Information, the basis of reality:

Yesterday at the Foundation, I heard a presentation by Hyung Choi, a physicist, philosopher and theologian who is in charge of our grant-giving in mathematics and the physical sciences. Hyung said that the emergence of quantum mechanics caused a revolution in our entire understanding of the way reality worked. He said we are now undergoing a second revolution, building on the first: today, physicists are exploring the idea that the basis of reality is not energy and matter, but information. He gave a quote by Anton Zeilinger, one of the world’s great physicists, who said that the first syllables of the Gospel of John — “In the beginning was the Word…” actually tells us something profound about reality.

[…]

I am wondering, though, about the philosophical and theological implications of this work. It seems to me that information, to have any definition, must have a receiver (is a sound really a sound if it is not received?). In other words, information must have a knower to be known. Can the purpose of the universe, built into its very structure, be relational — that is, to know and to be known? Is consciousness the telos of Creation? For the Christian, of course, the point of our existence is to know God, our Creator, and to exist in transformative relationship with Him. Orthodox Christianity is panentheistic, meaning it sees God, in his energies, as immanent in all matter, though matter is not essentially God.
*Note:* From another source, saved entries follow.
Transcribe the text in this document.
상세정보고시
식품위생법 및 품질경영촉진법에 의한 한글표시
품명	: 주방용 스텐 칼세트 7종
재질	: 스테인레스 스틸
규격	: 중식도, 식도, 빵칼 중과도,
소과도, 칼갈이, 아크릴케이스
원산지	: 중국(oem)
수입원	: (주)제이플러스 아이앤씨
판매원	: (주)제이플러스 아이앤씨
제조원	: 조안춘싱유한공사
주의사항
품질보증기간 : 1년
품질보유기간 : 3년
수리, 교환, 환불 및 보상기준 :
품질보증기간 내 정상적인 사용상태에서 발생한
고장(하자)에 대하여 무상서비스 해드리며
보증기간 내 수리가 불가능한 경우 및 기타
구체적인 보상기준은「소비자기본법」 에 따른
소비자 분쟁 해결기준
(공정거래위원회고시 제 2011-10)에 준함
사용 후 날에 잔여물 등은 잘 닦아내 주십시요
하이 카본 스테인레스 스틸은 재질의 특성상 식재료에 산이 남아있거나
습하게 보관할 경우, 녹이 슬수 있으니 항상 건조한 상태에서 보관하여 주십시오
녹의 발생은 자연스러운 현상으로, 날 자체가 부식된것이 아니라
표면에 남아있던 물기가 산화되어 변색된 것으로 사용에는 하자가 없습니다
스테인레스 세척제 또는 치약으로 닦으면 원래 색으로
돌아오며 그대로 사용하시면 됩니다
In the Orthodox view of the Fall, humankind, through the exercise of its free will, disrupted the harmonious order of Creation; salvation for the Orthodox, then, is not a legal process, but one of regeneration and healing — restoring harmonious order to creation, spiritually and physically.

When believing a lie is beneficial:

My friend David Rieff writes about how believing the lie about one’s own intentions can lead to all kinds of trouble, re: intervention in foreign people’s affairs. But what I find more troubling is the thought that one might be compelled to believe lies about the manifest destiny of one’s own culture, and the humanity of the enemy, in order to survive as a culture. If you were a Comanche in 1850, you didn’t have the luxury of being broad-minded and humanitarian towards the white man. He was coming to take your land, which would destroy your civilization. You had to fight; softness meant cultural extinction. So you fought the best way you knew how, which included gang rape of the enemy’s women, kidnapping, and gruesome tortures. A broad-minded Comanche was a dead Comanche. (Similarly, if you were an Apache, you couldn’t afford to stop to think about what the world must look like from the point of view of a Comanche.) If you were on the Plains as a white settler in 1850, you couldn’t afford to be thoughtful and humane about the Indians. That would have been a great way to die. Perhaps your father ought not have moved you and your family out to the territory, but there you were, and you had to fight for your life. The only way you could do what you had to do to survive, and ultimately prevail, was to cast out all doubts about your people and their mission, and to harden yourself against the enemy.

What does it mean for our political culture if people assume this cutthroat logic is permissible during peacetime? I mean, if people assume that things they value greatly are a threat, so anything they do to the Enemy for the sake of preserving their tribe is justified? Because guess what, we’re living in those times now.

On a sidenote, Dreher will soon be leaving Beliefnet and start blogging at Big Questions Online, a new web magazine from the Templeton Foundation — but not before he has posted 1,000 entries on his Beliefnet blog.